We affirm the award of summary judgment to the defendants on Witter's other claims for the reasons expressed in the district court's thorough and well-reasoned opinion.   In addition, we affirm the district court's denial of Witter's motion to vacate the judgment and for recusal.




1.   Cyclothymia is a mild bipolar disorder characterized by instability of mood and a tendency to swing between mild euphoria and depression.

2.   We see no conflict between our decision and the actual holding of the Tenth Circuit in Sutton v. United Air Lines, Inc., 130 F.3d 893 (10th Cir.1997).   In that case, the plaintiffs were United Air Lines pilots who argued that United regarded them as substantially limited in the major life activity of working because they had a vision defect that prevented them from being global airline pilots.   The court rejected the plaintiffs' argument on the ground that “global airline pilot” was “too narrow [a description] to constitute a ‘class of jobs' ” under 29 C.F.R. § 1630.2(j)(3)(ii)(B).  Id. at 905.   Although the court did note that the class of jobs to which the plaintiffs should have compared themselves to was “that of all pilot positions at all airlines,” that statement was dicta.  Id.
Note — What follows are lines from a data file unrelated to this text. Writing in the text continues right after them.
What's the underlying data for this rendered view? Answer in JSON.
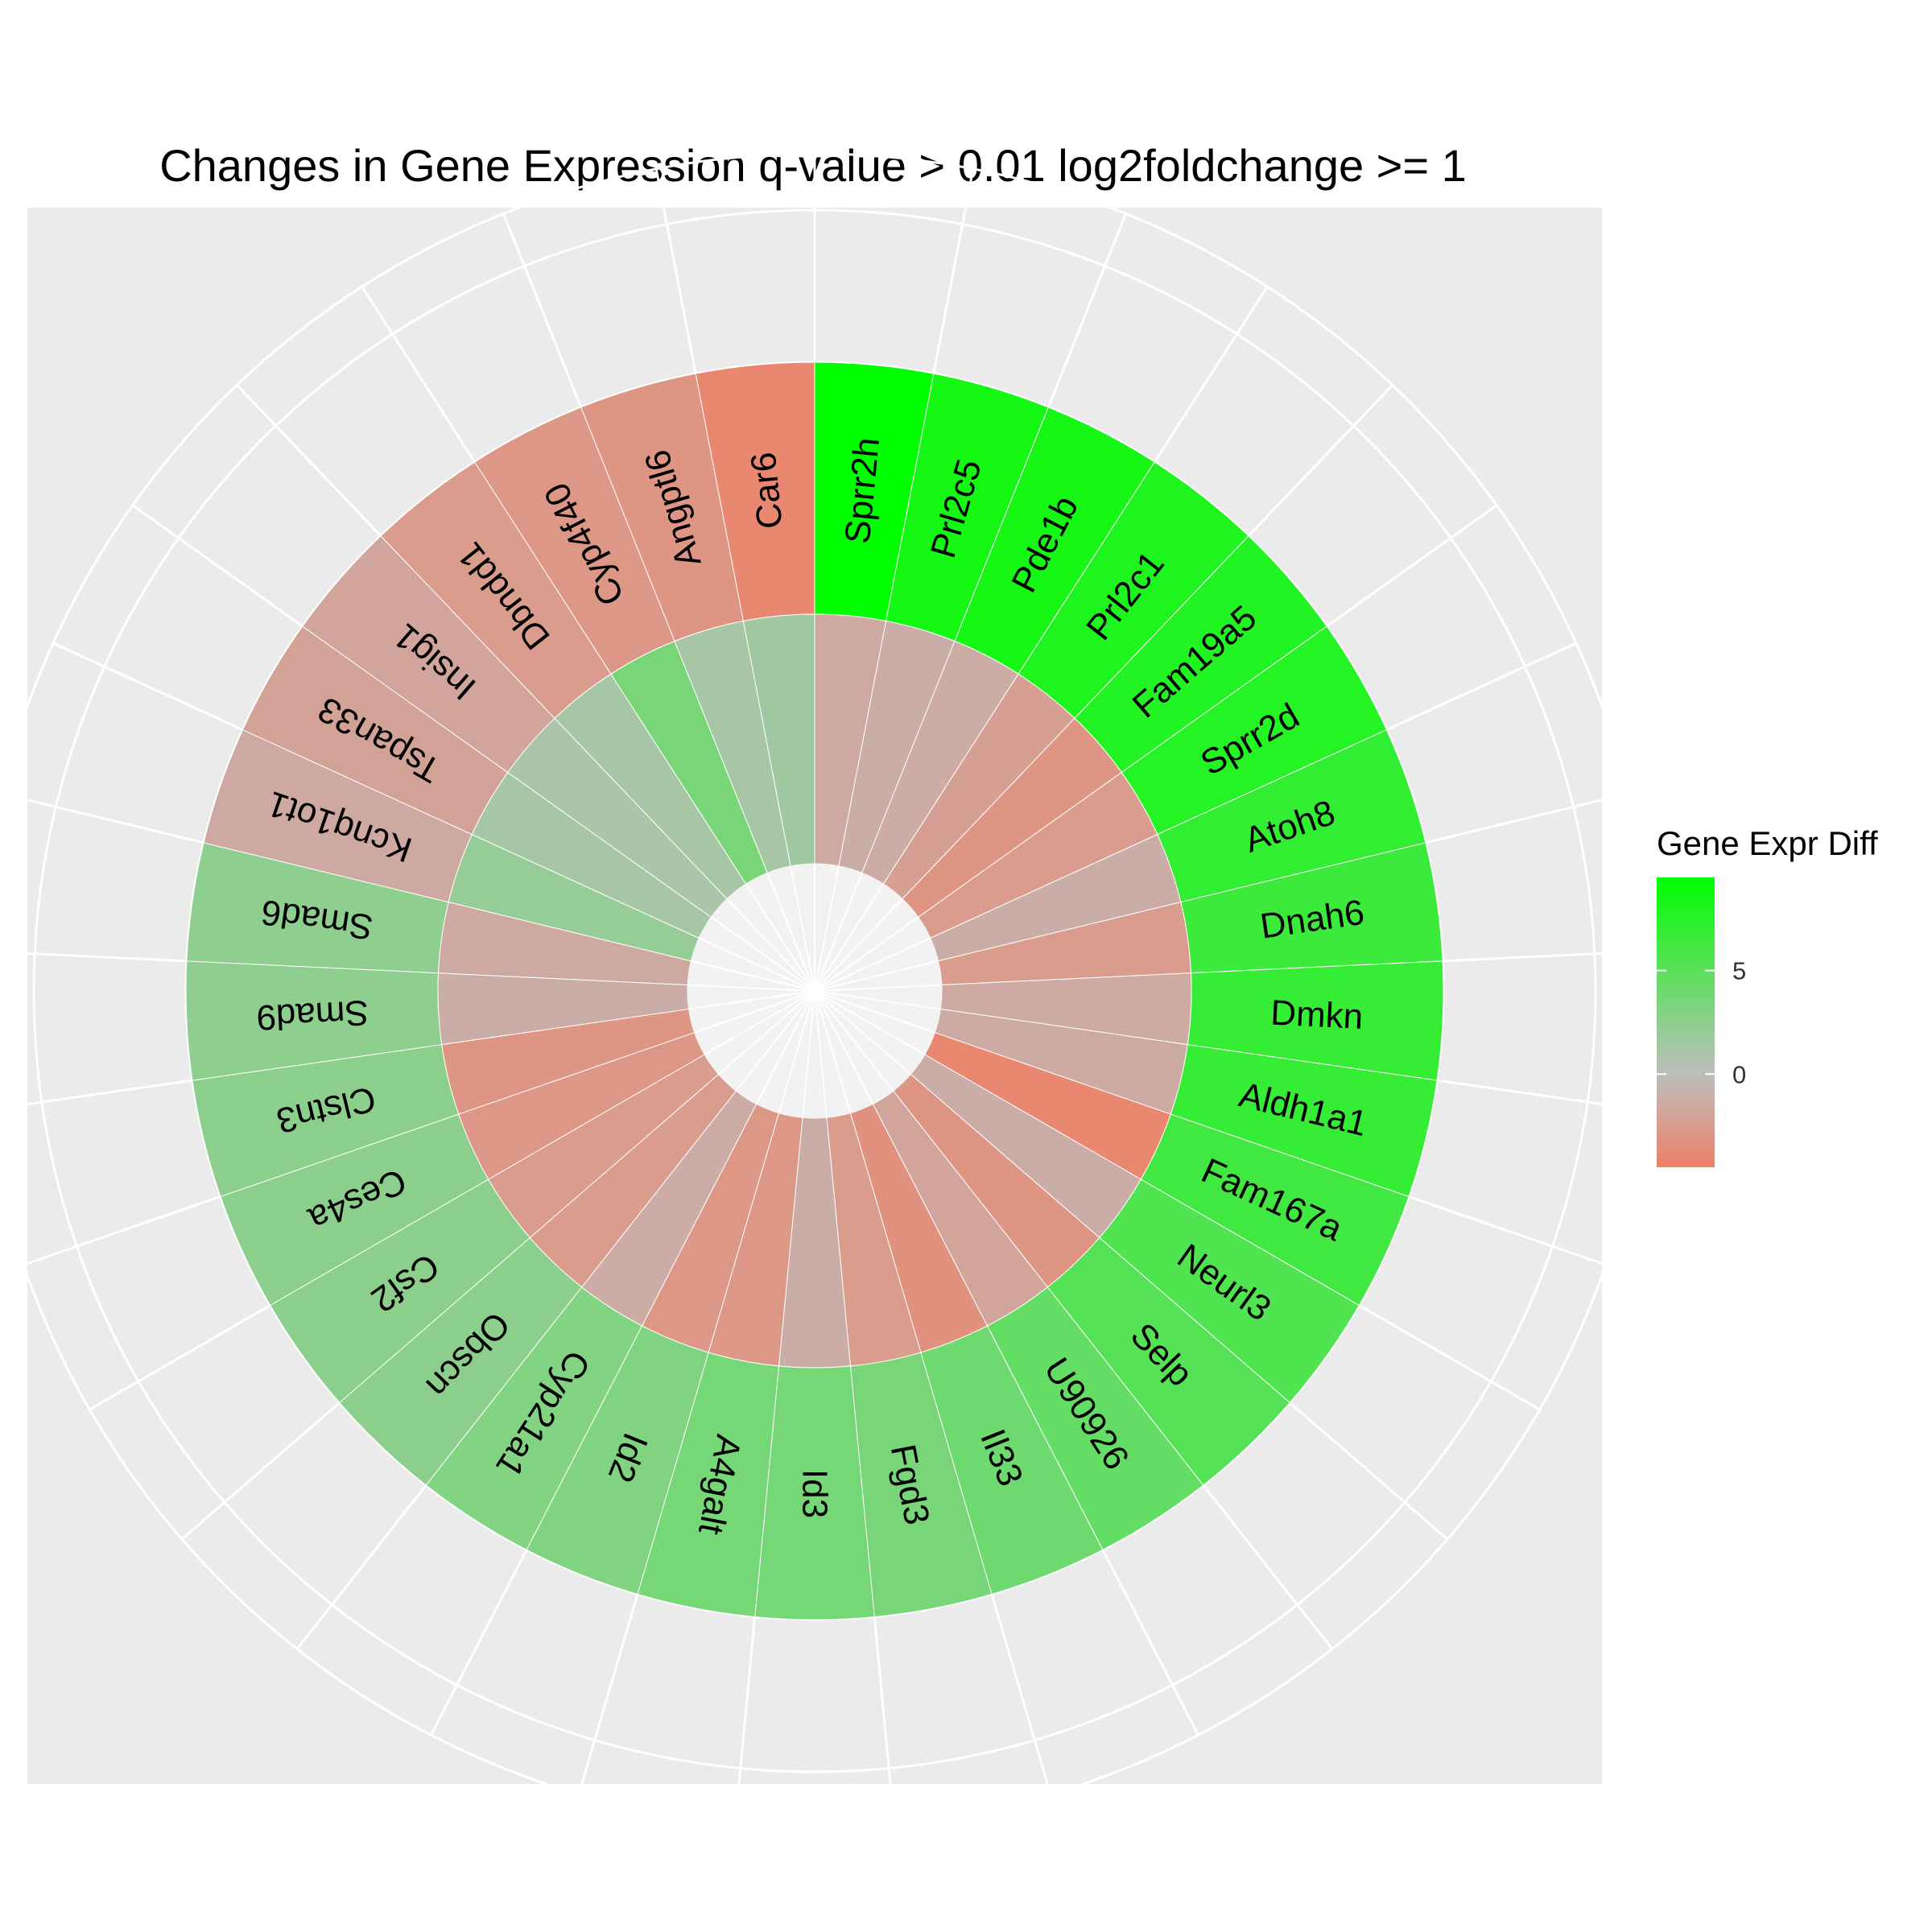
{
  "chart_data": {
    "type": "circular-heatmap",
    "title": "Changes in Gene Expression q-value > 0.01 log2foldchange >= 1",
    "legend": {
      "title": "Gene Expr Diff",
      "ticks": [
        5,
        0
      ],
      "range": [
        -4.5,
        9.5
      ],
      "placement": "right",
      "colors": {
        "low": "#EE8066",
        "mid": "#BEBEBE",
        "high": "#00FF00"
      }
    },
    "grid": true,
    "panel_background": "#EBEBEB",
    "rings": [
      "inner",
      "outer"
    ],
    "genes": [
      "Sprr2h",
      "Prl2c5",
      "Pde1b",
      "Prl2c1",
      "Fam19a5",
      "Sprr2d",
      "Atoh8",
      "Dnah6",
      "Dmkn",
      "Aldh1a1",
      "Fam167a",
      "Neurl3",
      "Selp",
      "U90926",
      "Il33",
      "Fgd3",
      "Id3",
      "A4galt",
      "Id2",
      "Cyp21a1",
      "Obscn",
      "Csf2",
      "Ces4a",
      "Clstn3",
      "Smad9",
      "Smad6",
      "Kcnq1ot1",
      "Tspan33",
      "Insig1",
      "Dbndd1",
      "Cyp4f40",
      "Angptl6",
      "Car6"
    ],
    "series": [
      {
        "ring": "outer",
        "values": [
          9.5,
          8.5,
          8.4,
          8.0,
          7.8,
          7.7,
          7.0,
          6.5,
          6.8,
          6.8,
          6.2,
          5.5,
          5.2,
          4.5,
          4.0,
          3.5,
          3.6,
          3.6,
          3.1,
          3.0,
          2.5,
          2.5,
          2.5,
          2.5,
          2.4,
          2.4,
          -1.5,
          -2.0,
          -1.8,
          -2.5,
          -2.8,
          -3.0,
          -4.0
        ]
      },
      {
        "ring": "inner",
        "values": [
          -1.5,
          -1.2,
          -1.3,
          -2.2,
          -3.0,
          -2.5,
          -1.2,
          -2.5,
          -1.4,
          -1.4,
          -4.0,
          -1.2,
          -3.0,
          -1.8,
          -3.2,
          -2.5,
          -1.2,
          -2.8,
          -2.8,
          -1.3,
          -2.5,
          -2.5,
          -2.8,
          -3.0,
          -1.2,
          -1.5,
          2.0,
          1.2,
          1.0,
          1.2,
          3.5,
          1.2,
          1.5
        ]
      }
    ]
  }
}
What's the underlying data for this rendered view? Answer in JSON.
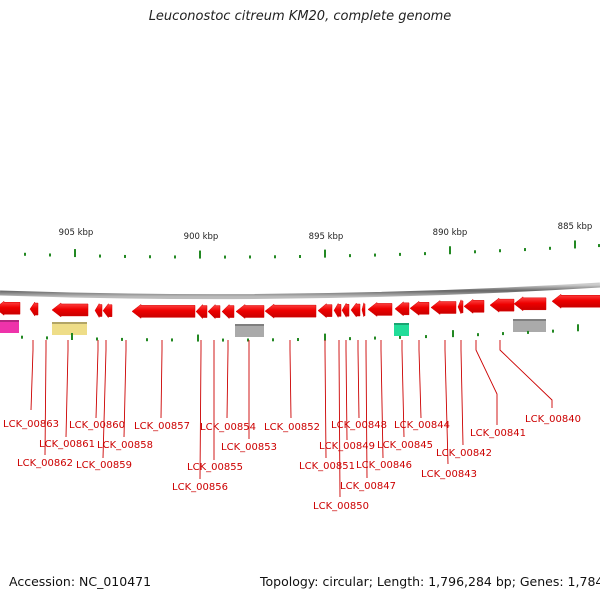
{
  "title": "Leuconostoc citreum KM20, complete genome",
  "footer": {
    "accession": "Accession: NC_010471",
    "summary": "Topology: circular; Length: 1,796,284 bp; Genes: 1,784"
  },
  "scale_labels": [
    "905 kbp",
    "900 kbp",
    "895 kbp",
    "890 kbp",
    "885 kbp"
  ],
  "gene_labels": [
    "LCK_00863",
    "LCK_00862",
    "LCK_00861",
    "LCK_00860",
    "LCK_00859",
    "LCK_00858",
    "LCK_00857",
    "LCK_00856",
    "LCK_00855",
    "LCK_00854",
    "LCK_00853",
    "LCK_00852",
    "LCK_00851",
    "LCK_00850",
    "LCK_00849",
    "LCK_00848",
    "LCK_00847",
    "LCK_00846",
    "LCK_00845",
    "LCK_00844",
    "LCK_00843",
    "LCK_00842",
    "LCK_00841",
    "LCK_00840"
  ],
  "colors": {
    "gene": "#ee0000",
    "label": "#cc0000",
    "backbone": "#888888",
    "tick": "#228822",
    "feature_magenta": "#ee33aa",
    "feature_yellow": "#eedd88",
    "feature_gray": "#aaaaaa",
    "feature_green": "#22dd99"
  }
}
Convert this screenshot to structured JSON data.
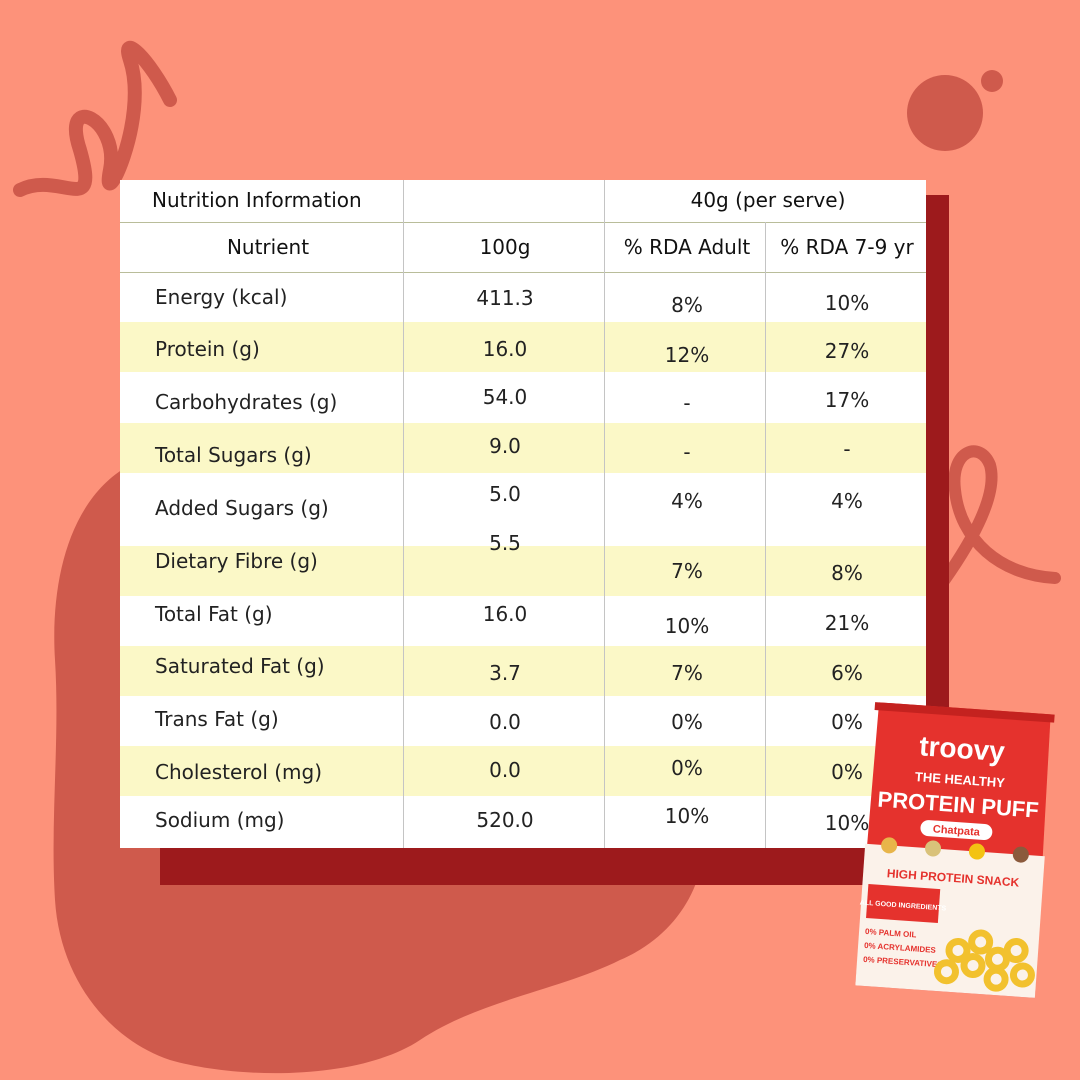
{
  "table": {
    "title": "Nutrition Information",
    "serve_label": "40g (per serve)",
    "columns": [
      "Nutrient",
      "100g",
      "% RDA Adult",
      "% RDA 7-9 yr"
    ],
    "rows": [
      {
        "nutrient": "Energy (kcal)",
        "per100g": "411.3",
        "rda_adult": "8%",
        "rda_child": "10%"
      },
      {
        "nutrient": "Protein (g)",
        "per100g": "16.0",
        "rda_adult": "12%",
        "rda_child": "27%"
      },
      {
        "nutrient": "Carbohydrates (g)",
        "per100g": "54.0",
        "rda_adult": "-",
        "rda_child": "17%"
      },
      {
        "nutrient": "Total Sugars (g)",
        "per100g": "9.0",
        "rda_adult": "-",
        "rda_child": "-"
      },
      {
        "nutrient": "Added Sugars (g)",
        "per100g": "5.0",
        "rda_adult": "4%",
        "rda_child": "4%"
      },
      {
        "nutrient": "Dietary Fibre (g)",
        "per100g": "5.5",
        "rda_adult": "7%",
        "rda_child": "8%"
      },
      {
        "nutrient": "Total Fat (g)",
        "per100g": "16.0",
        "rda_adult": "10%",
        "rda_child": "21%"
      },
      {
        "nutrient": "Saturated Fat (g)",
        "per100g": "3.7",
        "rda_adult": "7%",
        "rda_child": "6%"
      },
      {
        "nutrient": "Trans Fat (g)",
        "per100g": "0.0",
        "rda_adult": "0%",
        "rda_child": "0%"
      },
      {
        "nutrient": "Cholesterol (mg)",
        "per100g": "0.0",
        "rda_adult": "0%",
        "rda_child": "0%"
      },
      {
        "nutrient": "Sodium (mg)",
        "per100g": "520.0",
        "rda_adult": "10%",
        "rda_child": "10%"
      }
    ]
  },
  "pack": {
    "brand": "troovy",
    "tagline": "THE HEALTHY",
    "product": "PROTEIN PUFF",
    "flavour": "Chatpata",
    "banner": "HIGH PROTEIN SNACK",
    "badge": "ALL GOOD INGREDIENTS",
    "claims": [
      "0% PALM OIL",
      "0% ACRYLAMIDES",
      "0% PRESERVATIVES"
    ]
  },
  "colors": {
    "background": "#fd927a",
    "shadow_block": "#9d1a1c",
    "blob": "#cf5a4c",
    "row_band": "#fbf8c7",
    "pack_red": "#e5322d"
  }
}
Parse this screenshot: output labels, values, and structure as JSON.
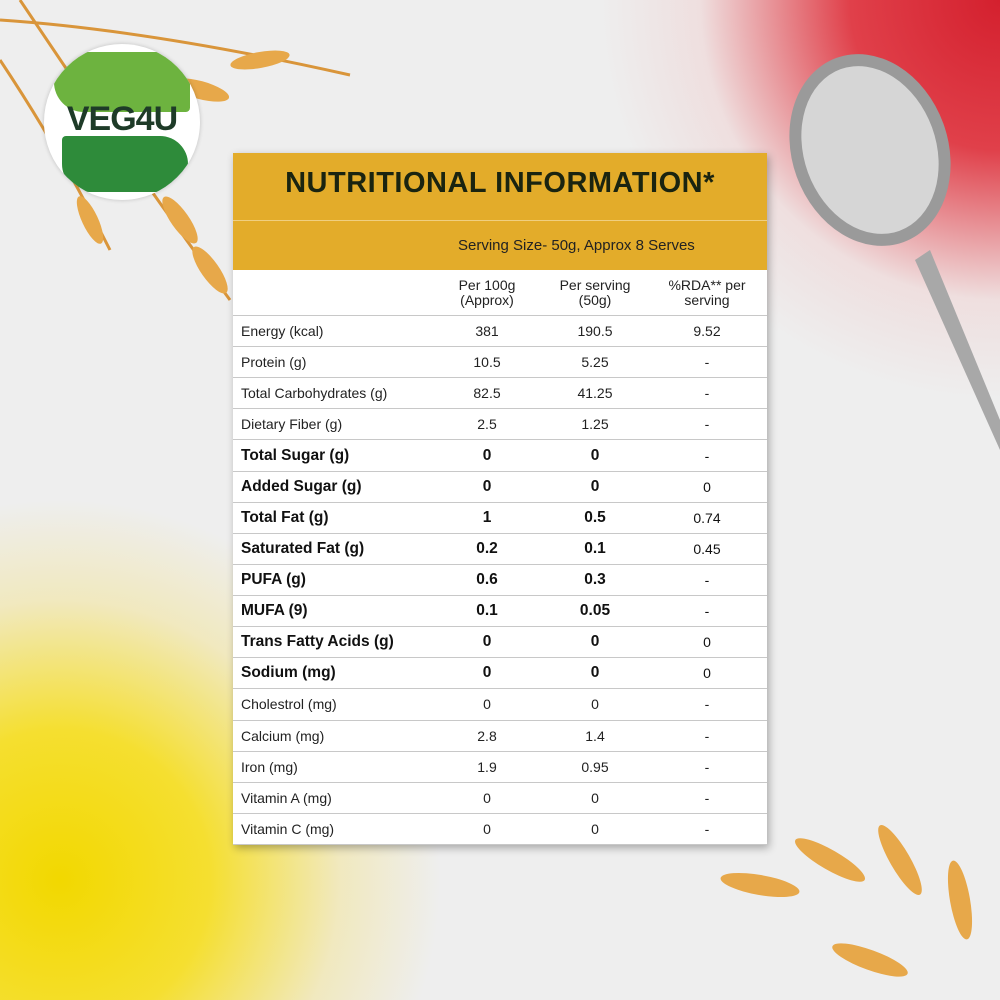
{
  "logo": "VEG4U",
  "title": "NUTRITIONAL INFORMATION*",
  "serving": "Serving Size- 50g, Approx 8 Serves",
  "table": {
    "headers": [
      "Per 100g (Approx)",
      "Per serving (50g)",
      "%RDA** per serving"
    ],
    "rows": [
      {
        "bold": false,
        "cells": [
          "Energy (kcal)",
          "381",
          "190.5",
          "9.52"
        ]
      },
      {
        "bold": false,
        "cells": [
          "Protein (g)",
          "10.5",
          "5.25",
          "-"
        ]
      },
      {
        "bold": false,
        "cells": [
          "Total Carbohydrates (g)",
          "82.5",
          "41.25",
          "-"
        ]
      },
      {
        "bold": false,
        "cells": [
          "Dietary Fiber (g)",
          "2.5",
          "1.25",
          "-"
        ]
      },
      {
        "bold": true,
        "cells": [
          "Total Sugar (g)",
          "0",
          "0",
          "-"
        ]
      },
      {
        "bold": true,
        "cells": [
          "Added Sugar (g)",
          "0",
          "0",
          "0"
        ]
      },
      {
        "bold": true,
        "cells": [
          "Total Fat (g)",
          "1",
          "0.5",
          "0.74"
        ]
      },
      {
        "bold": true,
        "cells": [
          "Saturated Fat (g)",
          "0.2",
          "0.1",
          "0.45"
        ]
      },
      {
        "bold": true,
        "cells": [
          "PUFA (g)",
          "0.6",
          "0.3",
          "-"
        ]
      },
      {
        "bold": true,
        "cells": [
          "MUFA (9)",
          "0.1",
          "0.05",
          "-"
        ]
      },
      {
        "bold": true,
        "cells": [
          "Trans Fatty Acids (g)",
          "0",
          "0",
          "0"
        ]
      },
      {
        "bold": true,
        "cells": [
          "Sodium (mg)",
          "0",
          "0",
          "0"
        ]
      },
      {
        "bold": false,
        "cells": [
          "Cholestrol (mg)",
          "0",
          "0",
          "-"
        ]
      },
      {
        "bold": false,
        "cells": [
          "Calcium (mg)",
          "2.8",
          "1.4",
          "-"
        ]
      },
      {
        "bold": false,
        "cells": [
          "Iron (mg)",
          "1.9",
          "0.95",
          "-"
        ]
      },
      {
        "bold": false,
        "cells": [
          "Vitamin A (mg)",
          "0",
          "0",
          "-"
        ]
      },
      {
        "bold": false,
        "cells": [
          "Vitamin C (mg)",
          "0",
          "0",
          "-"
        ]
      }
    ]
  }
}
The Sutton Court did not address the issue we find dispositive, i.e., whether non-piloting jobs in the geographic market utilizing similar training, knowledge, skills or abilities as piloting jobs were within the relevant “class of jobs.”

3.   Because we conclude that Witter does not have a disability for purposes of the ADA, we need not address whether Witter established the other elements of his ADA claim.